MONTGOMERY, AL (WSFA) - For the second day in a row, Gov. Robert Bentley took the steps down from his capitol office late in the afternoon to address awaiting media outlets about the developments of a lottery amendment he wants to put before the state's voters.
There was confusion earlier in the day from legislators about whether or not the House's failure Tuesday to get a final version out before a deadline effectively ended any chance of getting the measure on the Nov. 8 general election ballot. Some senators said they believed the deadline could have been as late as Friday, though the secretary of state later weighed in that it's Wednesday.
Regardless, Bentley said the issue of whether or not the lottery amendment makes it onto the Nov. 8 ballot is a "smokescreen".
"This is a smokescreen, folks. That's all it is. It really doesn't make any difference because those people who want to vote for it are going to come out and vote for it. Those who want to vote against are going to come out and vote against it," he said.
When asked about legislators who may waffle on support if it doesn't go on that general election ballot, Bentley warned he's heard of that argument. Bentley said dates are one thing some legislators use when they want to defeat legislation.
Gov. Bentley called it a "step in the right direction", though, following news that the lottery legislation finally passed out of committee Wednesday afternoon, and said the legislature is working to allow people to help other people. Still, he urged citizens to contact their legislators starting at 8 a.m. Thursday to voice their thoughts. The number he provided is to his own office (334-242-7100). Workers there will put those who call in touch with their representatives.

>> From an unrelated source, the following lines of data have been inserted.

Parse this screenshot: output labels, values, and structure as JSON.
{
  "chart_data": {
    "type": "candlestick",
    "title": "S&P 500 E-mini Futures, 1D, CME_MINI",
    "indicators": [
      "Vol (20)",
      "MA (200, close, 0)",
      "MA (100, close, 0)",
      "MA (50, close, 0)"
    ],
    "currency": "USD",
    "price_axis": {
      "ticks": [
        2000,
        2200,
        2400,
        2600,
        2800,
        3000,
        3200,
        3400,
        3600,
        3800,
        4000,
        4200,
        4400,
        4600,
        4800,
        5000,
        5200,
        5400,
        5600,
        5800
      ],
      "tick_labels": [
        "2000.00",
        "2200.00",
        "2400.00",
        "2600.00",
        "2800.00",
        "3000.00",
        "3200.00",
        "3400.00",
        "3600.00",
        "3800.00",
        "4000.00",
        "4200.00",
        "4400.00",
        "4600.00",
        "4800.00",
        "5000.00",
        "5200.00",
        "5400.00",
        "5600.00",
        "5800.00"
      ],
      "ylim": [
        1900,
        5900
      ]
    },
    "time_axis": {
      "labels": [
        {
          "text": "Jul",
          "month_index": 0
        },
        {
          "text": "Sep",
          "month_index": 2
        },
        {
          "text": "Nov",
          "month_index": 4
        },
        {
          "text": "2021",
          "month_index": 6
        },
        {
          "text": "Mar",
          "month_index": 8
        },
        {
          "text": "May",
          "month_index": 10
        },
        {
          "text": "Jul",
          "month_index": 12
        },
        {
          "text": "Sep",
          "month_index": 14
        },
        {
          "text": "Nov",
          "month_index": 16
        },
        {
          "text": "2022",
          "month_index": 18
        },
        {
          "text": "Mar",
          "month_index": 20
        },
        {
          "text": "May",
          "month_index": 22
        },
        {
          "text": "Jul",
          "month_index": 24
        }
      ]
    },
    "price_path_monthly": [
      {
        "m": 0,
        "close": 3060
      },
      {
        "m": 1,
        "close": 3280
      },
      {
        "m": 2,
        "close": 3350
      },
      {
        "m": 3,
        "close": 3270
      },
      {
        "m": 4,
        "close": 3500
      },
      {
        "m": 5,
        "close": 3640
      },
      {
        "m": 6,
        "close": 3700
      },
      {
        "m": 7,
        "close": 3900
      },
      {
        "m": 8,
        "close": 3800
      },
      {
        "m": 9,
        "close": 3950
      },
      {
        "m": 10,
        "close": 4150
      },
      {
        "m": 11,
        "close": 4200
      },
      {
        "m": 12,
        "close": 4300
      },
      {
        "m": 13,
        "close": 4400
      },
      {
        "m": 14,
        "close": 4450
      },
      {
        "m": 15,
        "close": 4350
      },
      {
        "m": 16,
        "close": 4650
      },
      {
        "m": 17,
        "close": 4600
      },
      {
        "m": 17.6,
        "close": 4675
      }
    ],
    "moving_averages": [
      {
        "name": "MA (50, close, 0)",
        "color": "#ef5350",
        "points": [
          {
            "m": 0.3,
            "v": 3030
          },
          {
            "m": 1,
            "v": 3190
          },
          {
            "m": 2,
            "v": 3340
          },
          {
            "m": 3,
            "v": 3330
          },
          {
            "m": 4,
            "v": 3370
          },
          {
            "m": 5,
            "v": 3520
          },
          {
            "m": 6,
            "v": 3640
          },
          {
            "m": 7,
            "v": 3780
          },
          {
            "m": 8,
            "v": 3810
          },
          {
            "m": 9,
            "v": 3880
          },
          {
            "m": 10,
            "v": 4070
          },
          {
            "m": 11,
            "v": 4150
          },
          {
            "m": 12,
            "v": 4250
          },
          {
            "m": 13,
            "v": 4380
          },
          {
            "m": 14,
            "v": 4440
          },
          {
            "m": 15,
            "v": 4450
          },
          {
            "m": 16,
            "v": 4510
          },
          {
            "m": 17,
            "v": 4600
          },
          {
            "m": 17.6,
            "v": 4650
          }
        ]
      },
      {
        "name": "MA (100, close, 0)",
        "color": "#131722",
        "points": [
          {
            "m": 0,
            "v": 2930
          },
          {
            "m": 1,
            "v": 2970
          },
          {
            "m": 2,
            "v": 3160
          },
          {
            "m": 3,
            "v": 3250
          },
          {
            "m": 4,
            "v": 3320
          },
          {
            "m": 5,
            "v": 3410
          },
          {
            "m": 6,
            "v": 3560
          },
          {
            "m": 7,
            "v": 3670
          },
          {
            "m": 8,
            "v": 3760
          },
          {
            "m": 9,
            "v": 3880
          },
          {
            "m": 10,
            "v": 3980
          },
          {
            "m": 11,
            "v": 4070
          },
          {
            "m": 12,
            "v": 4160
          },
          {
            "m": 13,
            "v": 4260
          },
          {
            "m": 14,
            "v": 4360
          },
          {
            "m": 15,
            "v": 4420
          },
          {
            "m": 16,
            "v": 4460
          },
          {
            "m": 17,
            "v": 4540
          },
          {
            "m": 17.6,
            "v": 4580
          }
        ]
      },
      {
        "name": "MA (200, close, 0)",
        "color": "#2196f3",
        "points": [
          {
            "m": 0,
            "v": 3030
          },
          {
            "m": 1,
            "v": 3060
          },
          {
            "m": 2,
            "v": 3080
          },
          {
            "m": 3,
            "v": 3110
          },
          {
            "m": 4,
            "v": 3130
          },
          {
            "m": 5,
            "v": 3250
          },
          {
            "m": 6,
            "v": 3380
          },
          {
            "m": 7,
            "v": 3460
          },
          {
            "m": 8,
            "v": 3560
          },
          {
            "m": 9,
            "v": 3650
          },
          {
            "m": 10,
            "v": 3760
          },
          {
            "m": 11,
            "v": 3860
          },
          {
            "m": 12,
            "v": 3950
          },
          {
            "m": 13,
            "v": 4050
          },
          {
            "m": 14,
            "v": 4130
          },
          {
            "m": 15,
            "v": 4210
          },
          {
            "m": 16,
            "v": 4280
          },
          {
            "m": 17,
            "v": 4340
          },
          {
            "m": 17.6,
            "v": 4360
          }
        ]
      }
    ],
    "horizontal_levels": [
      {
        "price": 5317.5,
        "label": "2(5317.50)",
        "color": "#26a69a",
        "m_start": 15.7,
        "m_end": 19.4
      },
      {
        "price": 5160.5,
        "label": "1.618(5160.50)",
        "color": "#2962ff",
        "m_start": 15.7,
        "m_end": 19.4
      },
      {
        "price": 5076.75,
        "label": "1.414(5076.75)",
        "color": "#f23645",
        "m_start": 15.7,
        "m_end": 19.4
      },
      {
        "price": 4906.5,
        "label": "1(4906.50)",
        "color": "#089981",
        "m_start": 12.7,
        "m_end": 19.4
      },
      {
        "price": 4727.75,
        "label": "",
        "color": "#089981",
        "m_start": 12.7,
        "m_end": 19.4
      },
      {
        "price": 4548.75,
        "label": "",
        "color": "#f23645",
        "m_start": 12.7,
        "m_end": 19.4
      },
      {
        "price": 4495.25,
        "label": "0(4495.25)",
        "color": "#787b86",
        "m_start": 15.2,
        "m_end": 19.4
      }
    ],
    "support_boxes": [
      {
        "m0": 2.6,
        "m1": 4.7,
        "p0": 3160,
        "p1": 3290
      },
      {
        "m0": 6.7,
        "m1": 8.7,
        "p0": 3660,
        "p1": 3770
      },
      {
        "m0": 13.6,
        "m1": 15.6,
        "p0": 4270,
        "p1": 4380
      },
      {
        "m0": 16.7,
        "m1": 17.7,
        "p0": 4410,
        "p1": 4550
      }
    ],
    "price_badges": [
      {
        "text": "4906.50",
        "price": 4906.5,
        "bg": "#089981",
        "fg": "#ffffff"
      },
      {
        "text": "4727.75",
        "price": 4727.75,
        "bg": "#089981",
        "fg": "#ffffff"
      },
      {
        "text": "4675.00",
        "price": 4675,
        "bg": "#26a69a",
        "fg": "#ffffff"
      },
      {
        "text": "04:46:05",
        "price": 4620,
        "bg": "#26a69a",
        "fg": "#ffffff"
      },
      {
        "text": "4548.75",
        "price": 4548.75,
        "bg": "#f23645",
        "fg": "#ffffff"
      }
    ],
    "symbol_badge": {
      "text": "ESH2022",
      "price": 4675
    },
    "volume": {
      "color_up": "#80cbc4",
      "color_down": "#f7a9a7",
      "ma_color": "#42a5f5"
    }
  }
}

When asked about the cost of a special referendum, Gov. Bentley said the money to pay for it could come from the lottery proceeds via the expected $225 million it would generate for the General Fund. Sec. of State John Merrill, who addressed the media earlier in the day, said the figure being thrown around - which has been pegged at a cost to taxpayers of around $3 million - is more than a decade old and could be significantly higher.
Bentley conceded no one really knows the exact cost of putting on a special vote, but said delaying the vote to approve a lottery will cost a lot more money in the long term.
A Republican, Bentley admitted he didn't vote in favor of the 1999 education lottery plan put forth by them Democratic governor Don Siegelman. But Bentley recently floated the idea of a lottery as a way of addressing some of the state's long-held financial issues (specifically a Medicaid funding crisis), though education and mental health are other areas of concern.
Bentley told reporters Georgia, Tennessee, and Florida love Alabama because residents visit those states for their lotteries. He said he personally has to weigh which is worse, buying five lottery tickets or a child not being able to grow up healthy and strong.
The governor called a special session to look at a lottery option for the state's funding issues. His lottery proposal passed the Senate 21-12 last Friday before becoming bogged down in the House. Senate legislation called for 10 percent of the lottery revenue to go to education and the remaining 90 percent to the General Fund. $100 million of the General Fund split would have been required to go straight to Medicaid.
The governor also addressed rumors that he's negotiated a compact with the Creek Band of Poarch Indians, stating the rumors are "blatantly false".